Si chiama «Skyhawknet» l’operazione congiunta che ha visto la Guardia di finanza e l’Agenzia delle dogane e dei monopoli lavorare insieme per contrastare la permanenza illegittima nel territorio doganale dell’Unione europea di aeromobili privati (in particolare jet di lusso) provenienti da Paesi extra Ue e mai regolarizzati sotto il profilo doganale e fiscale.
Attraverso l’incrocio sistematico di banche dati pubbliche e riservate, l’operazione mira a individuare i jet extra unionali entrati nel territorio doganale comunitario e rimasti oltre i sei mesi previsti dal regime di ammissione temporanea, senza essere riesportati o regolarizzati. In assenza di dichiarazioni doganali alternative, tali velivoli si intendono automaticamente ammessi a titolo temporaneo al momento dell’ingresso, secondo quanto previsto dalla normativa.
L’innovazione metodologica consiste nell’uso combinato di fonti pubbliche, come i dati di tracciamento aereo forniti da applicativi come Flight radar 24, con elementi raccolti attraverso canali istituzionali. La platea iniziale dei velivoli è stata selezionata a partire da indicatori di rischio sulla durata della permanenza e sulla nazionalità del vettore, per poi essere oggetto di ulteriori approfondimenti grazie al patrimonio informativo delle due amministrazioni.
Nel corso dei primi mesi di attività, sono stati sottoposti a sequestro quattro aeromobili, tutti risultati irregolari, e altre segnalazioni sono in corso di analisi da parte delle articolazioni territoriali competenti. In un arco temporale più esteso, che comprende anche le prime attività propedeutiche all’operazione, la Finanza segnala il sequestro di nove jet extra unionali, per un valore stimato di oltre 13 milioni di euro e un’evasione dell’Iva di circa 3 milioni.

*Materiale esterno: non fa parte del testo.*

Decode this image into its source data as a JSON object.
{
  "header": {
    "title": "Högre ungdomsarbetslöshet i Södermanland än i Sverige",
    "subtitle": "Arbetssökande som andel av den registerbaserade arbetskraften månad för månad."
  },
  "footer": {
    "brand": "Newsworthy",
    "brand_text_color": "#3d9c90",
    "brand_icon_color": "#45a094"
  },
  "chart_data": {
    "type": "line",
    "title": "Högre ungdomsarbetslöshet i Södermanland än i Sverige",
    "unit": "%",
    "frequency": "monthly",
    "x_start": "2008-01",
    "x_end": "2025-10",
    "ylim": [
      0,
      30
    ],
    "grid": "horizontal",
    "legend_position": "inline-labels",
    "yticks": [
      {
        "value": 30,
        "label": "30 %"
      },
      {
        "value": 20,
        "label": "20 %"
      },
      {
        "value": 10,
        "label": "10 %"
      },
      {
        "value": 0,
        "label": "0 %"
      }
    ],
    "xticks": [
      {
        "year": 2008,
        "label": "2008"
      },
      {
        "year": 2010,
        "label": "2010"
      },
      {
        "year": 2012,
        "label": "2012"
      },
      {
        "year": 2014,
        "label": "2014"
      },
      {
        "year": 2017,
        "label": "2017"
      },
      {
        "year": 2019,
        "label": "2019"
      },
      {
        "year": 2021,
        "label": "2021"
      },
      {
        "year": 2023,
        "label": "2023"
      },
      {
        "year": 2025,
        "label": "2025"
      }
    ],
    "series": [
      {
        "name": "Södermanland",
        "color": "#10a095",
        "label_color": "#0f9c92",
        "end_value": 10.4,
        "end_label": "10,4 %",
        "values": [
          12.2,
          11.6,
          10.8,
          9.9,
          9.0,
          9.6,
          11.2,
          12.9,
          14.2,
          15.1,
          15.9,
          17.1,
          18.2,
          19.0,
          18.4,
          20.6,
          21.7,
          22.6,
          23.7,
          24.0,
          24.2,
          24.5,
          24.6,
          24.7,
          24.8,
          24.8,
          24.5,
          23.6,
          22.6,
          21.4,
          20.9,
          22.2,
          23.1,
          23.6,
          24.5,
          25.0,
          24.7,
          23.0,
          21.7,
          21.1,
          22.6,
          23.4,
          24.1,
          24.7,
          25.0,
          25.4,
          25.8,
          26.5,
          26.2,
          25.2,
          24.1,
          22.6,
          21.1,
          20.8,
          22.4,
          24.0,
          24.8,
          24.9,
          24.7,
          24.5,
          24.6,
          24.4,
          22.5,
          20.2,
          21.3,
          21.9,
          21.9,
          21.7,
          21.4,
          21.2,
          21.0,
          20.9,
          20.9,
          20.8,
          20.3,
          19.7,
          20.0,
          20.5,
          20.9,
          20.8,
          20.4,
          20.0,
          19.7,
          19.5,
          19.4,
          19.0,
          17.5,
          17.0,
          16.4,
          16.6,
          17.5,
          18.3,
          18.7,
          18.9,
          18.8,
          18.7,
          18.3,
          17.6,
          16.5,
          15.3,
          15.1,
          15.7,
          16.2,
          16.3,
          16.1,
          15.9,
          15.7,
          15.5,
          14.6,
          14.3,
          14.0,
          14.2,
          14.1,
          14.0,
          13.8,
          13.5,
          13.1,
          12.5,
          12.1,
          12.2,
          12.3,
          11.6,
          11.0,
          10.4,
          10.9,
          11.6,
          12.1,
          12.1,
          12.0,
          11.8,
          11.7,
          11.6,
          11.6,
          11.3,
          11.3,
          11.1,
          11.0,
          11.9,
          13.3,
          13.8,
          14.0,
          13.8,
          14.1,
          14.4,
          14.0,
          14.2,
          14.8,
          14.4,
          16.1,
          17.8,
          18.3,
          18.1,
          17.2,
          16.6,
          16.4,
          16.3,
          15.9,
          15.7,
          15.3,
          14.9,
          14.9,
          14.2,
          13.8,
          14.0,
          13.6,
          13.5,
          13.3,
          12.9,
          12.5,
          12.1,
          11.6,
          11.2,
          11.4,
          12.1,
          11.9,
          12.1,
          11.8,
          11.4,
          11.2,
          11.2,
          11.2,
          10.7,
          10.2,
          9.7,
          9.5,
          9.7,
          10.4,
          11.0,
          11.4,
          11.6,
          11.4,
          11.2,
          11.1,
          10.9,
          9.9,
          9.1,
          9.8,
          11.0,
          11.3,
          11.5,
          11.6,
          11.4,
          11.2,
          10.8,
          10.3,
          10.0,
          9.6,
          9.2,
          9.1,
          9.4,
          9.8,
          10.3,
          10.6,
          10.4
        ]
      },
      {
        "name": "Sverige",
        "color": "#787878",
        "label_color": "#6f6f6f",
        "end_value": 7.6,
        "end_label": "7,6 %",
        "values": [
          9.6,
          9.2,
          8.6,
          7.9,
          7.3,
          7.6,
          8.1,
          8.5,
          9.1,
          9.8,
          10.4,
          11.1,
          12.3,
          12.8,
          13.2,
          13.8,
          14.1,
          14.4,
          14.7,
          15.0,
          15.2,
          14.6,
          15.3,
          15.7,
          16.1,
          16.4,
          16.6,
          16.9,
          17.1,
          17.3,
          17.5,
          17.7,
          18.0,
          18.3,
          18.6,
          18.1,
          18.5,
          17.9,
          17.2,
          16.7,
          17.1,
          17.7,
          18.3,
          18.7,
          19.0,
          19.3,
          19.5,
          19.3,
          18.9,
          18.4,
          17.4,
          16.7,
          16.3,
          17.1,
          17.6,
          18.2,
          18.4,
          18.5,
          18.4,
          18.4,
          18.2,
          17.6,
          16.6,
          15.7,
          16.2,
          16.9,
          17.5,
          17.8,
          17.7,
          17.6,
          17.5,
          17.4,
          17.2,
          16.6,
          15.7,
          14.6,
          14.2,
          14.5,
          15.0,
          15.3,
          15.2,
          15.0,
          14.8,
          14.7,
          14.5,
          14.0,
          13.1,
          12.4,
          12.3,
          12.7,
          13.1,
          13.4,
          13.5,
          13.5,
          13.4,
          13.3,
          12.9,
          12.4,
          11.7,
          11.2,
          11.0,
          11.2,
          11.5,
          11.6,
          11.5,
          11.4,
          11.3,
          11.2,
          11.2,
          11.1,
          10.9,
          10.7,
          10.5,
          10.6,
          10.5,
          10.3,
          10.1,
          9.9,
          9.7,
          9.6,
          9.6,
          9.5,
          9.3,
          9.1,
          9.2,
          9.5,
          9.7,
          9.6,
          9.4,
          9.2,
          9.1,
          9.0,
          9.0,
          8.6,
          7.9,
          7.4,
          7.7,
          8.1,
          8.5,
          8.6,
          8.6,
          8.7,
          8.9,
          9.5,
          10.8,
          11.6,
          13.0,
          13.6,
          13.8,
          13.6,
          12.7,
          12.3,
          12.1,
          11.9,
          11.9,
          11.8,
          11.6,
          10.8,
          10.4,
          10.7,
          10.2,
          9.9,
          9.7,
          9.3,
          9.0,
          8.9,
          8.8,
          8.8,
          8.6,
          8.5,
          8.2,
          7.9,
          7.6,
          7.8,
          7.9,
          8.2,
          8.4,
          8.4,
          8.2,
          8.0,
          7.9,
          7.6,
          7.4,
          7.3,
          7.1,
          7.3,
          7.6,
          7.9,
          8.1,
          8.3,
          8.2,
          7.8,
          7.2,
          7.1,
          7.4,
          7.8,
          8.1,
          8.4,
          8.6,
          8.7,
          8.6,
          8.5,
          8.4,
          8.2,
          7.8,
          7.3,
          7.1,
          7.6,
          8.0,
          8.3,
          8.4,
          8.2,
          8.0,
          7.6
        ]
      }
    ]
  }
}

La dimensione del fenomeno è difficile da quantificare in modo preciso, ma i numeri iniziali indicano che le pratiche elusive legate all’uso dei jet privati non rappresentano casi isolati. La scelta di concentrarsi sul comparto dell’aviazione privata non è casuale. Gli aeromobili in questione, spesso intestati a società di comodo o registrati in Paesi a fiscalità agevolata, eludono in modo sistematico gli obblighi doganali, approfittando della difficoltà di tracciamento e della frammentarietà dei controlli. «Si tratta di un segmento ad alto rischio», spiegano fonti interne, «perché caratterizzato da elevata mobilità, scarsa trasparenza societaria e valori economici significativi».
Il Generale di Brigata Luigi Vinciguerra, capo del III reparto operazioni del comando generale della Guardia di finanza, sottolinea che l’operazione «costituisce la prima esperienza congiunta sviluppata da Agenzia delle dogane e Guardia di finanza per contrastare le frodi doganali. Ma non si tratta di un’iniziativa isolata. Sono già in corso ulteriori progetti comuni, dal contrasto al traffico illecito di prodotti petroliferi al monitoraggio del gioco illegale. L’obiettivo è valorizzare il patrimonio informativo e razionalizzare l’impiego delle risorse, orientando gli interventi verso target effettivamente rilevanti».
Anche il direttore centrale della direzione Antifrode delle Dogane, Sergio Gallo, ha commentato l’operazione: «Questa iniziativa, in linea con il protocollo d’intesa sottoscritto tra Agenzia e Corpo nel 2023 e rinnovato di recente, dimostra come la cooperazione operativa consenta di integrare banche dati e capacità di analisi per controlli più efficaci e selettivi, nel pieno rispetto del riparto di competenze». E informa che «altre progettualità seguiranno, a conferma di un modello di collaborazione sinergica che valorizza e ottimizza le risorse disponibili a tutela delle entrate e della legalità». Il protocollo d’intesa sottoscritto nel 2023 di cui parla il direttore Gallo prevede lo sviluppo di analisi di rischio congiunte e l’adozione di strumenti tecnologici condivisi. L’idea di fondo è quella di una vigilanza doganale alimentata in tempo reale da una molteplicità di fonti e in grado di generare allerta tempestive.